Haiti seemed on track for a new beginning. The worldwide recession hurt the country's efforts to build its textile industry, but it also reduced the food and fuel prices that had caused so much pain to ordinary Haitians.

Business leaders such as Georges Sassine, president of the Haitian Association of Industries, saw the coming years as a period for rebuilding the country's infrastructure, especially roads and port facilities, in preparation for steady growth in exports.

During Clinton's trade mission in October, the situation seemed so positive that he told attendees, "Your political risk in Haiti is lower than it has ever been in my lifetime."

The former president's hopes for political stability took a blow just a few weeks later, when Haiti's Senate voted to oust Pierre-Louis, saying that she had failed to promote the economic recovery. President Rene Preval appointed the country's planning minister, Jean-Max Bellerive, as the new prime minister.
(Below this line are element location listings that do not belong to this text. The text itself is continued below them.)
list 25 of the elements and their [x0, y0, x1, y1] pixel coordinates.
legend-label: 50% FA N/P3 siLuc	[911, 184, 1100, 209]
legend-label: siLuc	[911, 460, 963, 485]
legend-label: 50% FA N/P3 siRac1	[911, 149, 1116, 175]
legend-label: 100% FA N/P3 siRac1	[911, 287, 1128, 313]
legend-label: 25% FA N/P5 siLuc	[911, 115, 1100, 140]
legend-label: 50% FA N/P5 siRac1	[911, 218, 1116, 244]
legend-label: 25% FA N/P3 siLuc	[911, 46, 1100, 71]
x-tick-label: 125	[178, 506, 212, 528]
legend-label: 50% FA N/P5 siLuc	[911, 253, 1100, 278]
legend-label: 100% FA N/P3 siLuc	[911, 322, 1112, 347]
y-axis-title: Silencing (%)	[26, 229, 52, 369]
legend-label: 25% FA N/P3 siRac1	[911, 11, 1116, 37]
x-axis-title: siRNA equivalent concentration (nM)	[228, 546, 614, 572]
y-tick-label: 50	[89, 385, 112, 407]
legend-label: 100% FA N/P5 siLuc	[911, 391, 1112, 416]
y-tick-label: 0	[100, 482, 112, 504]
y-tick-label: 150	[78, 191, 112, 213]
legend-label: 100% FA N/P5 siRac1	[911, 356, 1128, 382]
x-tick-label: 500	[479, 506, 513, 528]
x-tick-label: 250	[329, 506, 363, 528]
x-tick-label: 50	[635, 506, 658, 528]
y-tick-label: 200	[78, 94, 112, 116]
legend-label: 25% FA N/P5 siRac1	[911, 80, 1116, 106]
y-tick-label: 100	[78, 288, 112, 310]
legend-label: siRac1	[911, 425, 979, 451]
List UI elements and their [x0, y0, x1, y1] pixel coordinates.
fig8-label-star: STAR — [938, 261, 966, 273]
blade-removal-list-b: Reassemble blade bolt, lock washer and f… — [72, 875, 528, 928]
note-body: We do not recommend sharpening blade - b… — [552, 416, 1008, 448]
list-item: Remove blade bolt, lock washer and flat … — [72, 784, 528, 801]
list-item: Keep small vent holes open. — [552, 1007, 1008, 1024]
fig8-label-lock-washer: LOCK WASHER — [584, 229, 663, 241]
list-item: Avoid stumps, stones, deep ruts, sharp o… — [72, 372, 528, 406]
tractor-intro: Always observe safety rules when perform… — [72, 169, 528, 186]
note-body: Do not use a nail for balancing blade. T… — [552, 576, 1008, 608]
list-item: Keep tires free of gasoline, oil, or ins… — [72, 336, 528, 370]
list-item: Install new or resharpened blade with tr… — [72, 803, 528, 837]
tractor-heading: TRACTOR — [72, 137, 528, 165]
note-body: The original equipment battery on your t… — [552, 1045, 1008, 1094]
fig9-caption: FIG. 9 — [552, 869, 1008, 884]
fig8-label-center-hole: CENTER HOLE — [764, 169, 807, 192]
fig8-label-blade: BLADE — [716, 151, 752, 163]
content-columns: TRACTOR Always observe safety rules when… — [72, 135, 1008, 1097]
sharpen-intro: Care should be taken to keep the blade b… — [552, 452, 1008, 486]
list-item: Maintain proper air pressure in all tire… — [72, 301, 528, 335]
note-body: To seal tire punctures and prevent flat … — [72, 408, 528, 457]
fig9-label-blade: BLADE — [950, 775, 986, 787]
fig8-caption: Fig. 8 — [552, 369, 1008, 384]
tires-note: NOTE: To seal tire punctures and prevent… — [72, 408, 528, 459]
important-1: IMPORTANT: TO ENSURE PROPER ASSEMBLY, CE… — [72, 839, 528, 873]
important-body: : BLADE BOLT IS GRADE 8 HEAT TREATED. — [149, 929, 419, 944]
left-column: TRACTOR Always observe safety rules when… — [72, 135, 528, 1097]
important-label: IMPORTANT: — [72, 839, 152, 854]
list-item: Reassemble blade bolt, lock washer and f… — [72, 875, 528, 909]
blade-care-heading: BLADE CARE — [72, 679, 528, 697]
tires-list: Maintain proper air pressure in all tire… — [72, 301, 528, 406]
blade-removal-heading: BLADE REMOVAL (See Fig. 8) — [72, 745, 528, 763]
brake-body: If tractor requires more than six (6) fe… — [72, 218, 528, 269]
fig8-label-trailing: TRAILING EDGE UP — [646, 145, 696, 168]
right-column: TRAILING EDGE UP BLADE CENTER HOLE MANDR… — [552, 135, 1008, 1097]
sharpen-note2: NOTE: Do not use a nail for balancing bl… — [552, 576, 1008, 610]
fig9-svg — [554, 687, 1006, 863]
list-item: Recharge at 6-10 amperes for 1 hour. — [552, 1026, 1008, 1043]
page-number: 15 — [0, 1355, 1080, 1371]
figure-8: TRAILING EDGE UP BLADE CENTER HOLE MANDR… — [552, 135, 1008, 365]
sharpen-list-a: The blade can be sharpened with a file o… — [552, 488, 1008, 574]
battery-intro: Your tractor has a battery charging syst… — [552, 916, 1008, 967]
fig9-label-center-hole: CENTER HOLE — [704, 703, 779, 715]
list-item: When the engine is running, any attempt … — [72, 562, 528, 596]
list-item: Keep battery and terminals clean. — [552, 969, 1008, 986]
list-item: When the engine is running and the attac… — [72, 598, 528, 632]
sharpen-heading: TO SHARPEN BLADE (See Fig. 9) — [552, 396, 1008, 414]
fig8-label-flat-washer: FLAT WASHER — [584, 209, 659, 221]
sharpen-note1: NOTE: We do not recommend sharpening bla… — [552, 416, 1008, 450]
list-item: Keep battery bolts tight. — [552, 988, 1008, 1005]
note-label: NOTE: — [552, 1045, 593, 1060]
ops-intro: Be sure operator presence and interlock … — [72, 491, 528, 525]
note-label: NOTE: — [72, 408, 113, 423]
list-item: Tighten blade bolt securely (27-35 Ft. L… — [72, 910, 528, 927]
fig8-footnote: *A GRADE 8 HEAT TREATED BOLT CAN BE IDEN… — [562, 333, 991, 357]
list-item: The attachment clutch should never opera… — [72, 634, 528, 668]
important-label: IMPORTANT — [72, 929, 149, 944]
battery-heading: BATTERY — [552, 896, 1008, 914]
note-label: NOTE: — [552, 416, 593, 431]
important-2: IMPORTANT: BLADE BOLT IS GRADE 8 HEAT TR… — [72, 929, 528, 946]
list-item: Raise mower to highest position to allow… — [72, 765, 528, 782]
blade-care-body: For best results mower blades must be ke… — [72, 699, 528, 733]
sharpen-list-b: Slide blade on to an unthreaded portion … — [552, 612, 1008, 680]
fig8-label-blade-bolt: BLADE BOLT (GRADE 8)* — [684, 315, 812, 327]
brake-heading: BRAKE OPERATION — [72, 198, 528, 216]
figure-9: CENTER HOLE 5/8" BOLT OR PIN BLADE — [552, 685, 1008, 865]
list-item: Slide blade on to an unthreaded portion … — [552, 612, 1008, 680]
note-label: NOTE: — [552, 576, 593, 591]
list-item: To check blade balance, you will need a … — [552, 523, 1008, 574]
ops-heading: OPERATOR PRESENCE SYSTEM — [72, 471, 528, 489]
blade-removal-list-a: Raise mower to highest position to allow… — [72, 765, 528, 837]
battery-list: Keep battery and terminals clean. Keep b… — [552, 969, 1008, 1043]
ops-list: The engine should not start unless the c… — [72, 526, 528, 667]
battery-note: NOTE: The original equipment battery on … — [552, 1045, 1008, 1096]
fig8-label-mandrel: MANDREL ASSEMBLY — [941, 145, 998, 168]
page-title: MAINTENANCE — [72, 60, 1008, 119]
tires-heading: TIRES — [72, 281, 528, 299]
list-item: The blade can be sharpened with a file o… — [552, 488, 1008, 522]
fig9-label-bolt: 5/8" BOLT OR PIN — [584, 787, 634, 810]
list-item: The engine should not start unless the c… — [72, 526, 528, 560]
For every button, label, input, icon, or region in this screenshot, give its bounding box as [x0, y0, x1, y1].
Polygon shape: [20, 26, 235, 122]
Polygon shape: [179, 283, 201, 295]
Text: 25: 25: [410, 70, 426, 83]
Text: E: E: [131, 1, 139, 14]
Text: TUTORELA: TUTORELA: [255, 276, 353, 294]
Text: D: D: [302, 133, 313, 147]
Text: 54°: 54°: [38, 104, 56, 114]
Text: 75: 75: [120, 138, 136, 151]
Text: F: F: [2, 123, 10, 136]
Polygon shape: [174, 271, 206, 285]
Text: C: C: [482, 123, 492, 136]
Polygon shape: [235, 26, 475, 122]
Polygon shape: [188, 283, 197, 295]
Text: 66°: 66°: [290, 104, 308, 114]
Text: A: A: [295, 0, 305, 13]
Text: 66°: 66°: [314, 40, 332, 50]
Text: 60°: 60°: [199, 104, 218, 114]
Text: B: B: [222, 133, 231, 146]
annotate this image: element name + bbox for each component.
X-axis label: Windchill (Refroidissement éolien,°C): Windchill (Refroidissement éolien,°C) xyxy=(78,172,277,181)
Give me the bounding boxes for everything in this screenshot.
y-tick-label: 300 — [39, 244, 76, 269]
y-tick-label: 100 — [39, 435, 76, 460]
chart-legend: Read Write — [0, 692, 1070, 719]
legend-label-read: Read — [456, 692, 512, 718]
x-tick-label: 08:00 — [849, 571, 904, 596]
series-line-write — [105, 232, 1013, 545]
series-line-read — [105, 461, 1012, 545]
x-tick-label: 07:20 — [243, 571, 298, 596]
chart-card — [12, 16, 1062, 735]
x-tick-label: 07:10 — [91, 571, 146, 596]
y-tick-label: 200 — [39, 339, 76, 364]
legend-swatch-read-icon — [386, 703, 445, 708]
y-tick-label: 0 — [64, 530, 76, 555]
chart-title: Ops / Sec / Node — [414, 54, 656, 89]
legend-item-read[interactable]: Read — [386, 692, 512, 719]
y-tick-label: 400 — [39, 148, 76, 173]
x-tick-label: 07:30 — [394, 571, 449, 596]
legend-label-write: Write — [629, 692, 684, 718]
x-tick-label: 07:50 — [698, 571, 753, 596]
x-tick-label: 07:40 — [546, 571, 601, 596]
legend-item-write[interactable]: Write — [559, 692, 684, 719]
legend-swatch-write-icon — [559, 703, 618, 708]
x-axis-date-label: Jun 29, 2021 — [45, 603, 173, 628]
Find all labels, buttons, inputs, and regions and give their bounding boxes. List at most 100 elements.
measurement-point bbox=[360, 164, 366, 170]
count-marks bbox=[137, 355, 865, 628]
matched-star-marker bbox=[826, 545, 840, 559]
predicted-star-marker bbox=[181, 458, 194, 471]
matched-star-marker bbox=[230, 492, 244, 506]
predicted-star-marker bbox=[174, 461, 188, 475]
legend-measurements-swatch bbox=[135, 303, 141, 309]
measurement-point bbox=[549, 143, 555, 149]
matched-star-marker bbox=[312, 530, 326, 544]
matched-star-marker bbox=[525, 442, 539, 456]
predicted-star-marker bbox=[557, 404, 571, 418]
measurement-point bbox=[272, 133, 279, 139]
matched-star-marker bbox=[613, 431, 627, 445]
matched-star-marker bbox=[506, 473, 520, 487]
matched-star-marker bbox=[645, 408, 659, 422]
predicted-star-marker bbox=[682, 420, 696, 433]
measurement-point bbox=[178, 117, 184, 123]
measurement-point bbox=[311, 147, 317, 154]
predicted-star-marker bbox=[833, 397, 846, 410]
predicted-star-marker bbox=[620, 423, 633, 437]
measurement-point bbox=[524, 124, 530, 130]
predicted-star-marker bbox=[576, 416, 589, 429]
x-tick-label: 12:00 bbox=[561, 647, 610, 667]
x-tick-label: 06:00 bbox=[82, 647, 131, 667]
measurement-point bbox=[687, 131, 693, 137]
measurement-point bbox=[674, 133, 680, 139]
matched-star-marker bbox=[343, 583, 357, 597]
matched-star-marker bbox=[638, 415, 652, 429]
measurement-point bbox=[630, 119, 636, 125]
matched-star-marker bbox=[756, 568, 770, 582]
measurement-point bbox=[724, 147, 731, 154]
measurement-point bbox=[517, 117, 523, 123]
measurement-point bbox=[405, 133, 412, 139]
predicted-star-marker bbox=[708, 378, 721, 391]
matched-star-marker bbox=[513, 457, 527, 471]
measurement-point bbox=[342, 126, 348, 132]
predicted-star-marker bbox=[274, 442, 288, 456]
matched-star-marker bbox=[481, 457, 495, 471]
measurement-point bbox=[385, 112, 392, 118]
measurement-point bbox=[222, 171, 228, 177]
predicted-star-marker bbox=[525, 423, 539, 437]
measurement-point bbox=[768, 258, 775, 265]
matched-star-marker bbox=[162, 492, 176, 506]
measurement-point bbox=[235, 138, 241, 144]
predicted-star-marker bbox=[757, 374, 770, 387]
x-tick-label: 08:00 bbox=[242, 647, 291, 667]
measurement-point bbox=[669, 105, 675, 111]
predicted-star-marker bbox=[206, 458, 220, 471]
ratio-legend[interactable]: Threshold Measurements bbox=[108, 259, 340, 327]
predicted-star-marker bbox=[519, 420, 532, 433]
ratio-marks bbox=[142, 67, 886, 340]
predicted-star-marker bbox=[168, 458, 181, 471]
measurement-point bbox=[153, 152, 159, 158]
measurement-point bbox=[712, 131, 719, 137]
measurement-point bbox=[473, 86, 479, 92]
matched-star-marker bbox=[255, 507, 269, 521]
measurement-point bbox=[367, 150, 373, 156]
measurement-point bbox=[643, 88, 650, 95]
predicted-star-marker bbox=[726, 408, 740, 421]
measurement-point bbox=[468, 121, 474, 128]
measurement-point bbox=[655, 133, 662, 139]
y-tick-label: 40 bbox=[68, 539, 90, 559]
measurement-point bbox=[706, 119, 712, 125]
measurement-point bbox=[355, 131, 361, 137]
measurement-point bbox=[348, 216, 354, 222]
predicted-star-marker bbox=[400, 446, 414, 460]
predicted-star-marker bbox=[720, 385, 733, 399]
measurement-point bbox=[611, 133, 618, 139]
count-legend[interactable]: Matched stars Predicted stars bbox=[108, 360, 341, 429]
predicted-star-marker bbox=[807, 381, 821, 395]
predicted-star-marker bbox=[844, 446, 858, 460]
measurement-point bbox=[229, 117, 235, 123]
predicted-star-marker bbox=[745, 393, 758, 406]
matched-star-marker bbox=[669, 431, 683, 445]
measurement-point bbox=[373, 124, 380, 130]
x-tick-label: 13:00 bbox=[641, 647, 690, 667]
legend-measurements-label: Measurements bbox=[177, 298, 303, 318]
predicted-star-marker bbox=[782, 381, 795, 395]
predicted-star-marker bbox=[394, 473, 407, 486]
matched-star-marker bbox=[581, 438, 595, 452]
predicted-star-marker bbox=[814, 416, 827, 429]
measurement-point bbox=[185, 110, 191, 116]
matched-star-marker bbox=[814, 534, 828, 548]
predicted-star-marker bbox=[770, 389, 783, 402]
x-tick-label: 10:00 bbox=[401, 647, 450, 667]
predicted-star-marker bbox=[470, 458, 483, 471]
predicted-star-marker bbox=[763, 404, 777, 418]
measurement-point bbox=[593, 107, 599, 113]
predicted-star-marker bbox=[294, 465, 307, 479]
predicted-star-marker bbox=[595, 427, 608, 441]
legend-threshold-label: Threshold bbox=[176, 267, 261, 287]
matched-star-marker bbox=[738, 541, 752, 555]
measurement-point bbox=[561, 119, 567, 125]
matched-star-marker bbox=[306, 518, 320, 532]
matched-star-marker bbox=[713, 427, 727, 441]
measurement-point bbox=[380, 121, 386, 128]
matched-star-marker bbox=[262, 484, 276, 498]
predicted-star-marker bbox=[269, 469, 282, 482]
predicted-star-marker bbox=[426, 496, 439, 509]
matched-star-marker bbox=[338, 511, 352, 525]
As the transition took place, Haiti's ambassador to the U.N., Leslie Voltaire, noted that one reason for the slow pace of development under Pierre-Louis' government was that only about 15 percent of the money promised at the April donors' conference had been delivered.

Now, with Haiti in the throes of a new disaster, pledges of international aid are flowing once again. It remains to be seen whether those pledges will be met, and whether the world's attention to Haiti's development will survive the current fixation on the country's survival.

In his interview on NPR's All Things Considered, Clinton called the earthquake "a terrible economic setback" for the island nation but said he believes it could intensify the determination of Haitians to rebuild their country.

"Every tragedy in life shapes the future," he said, "depending on how you respond to it."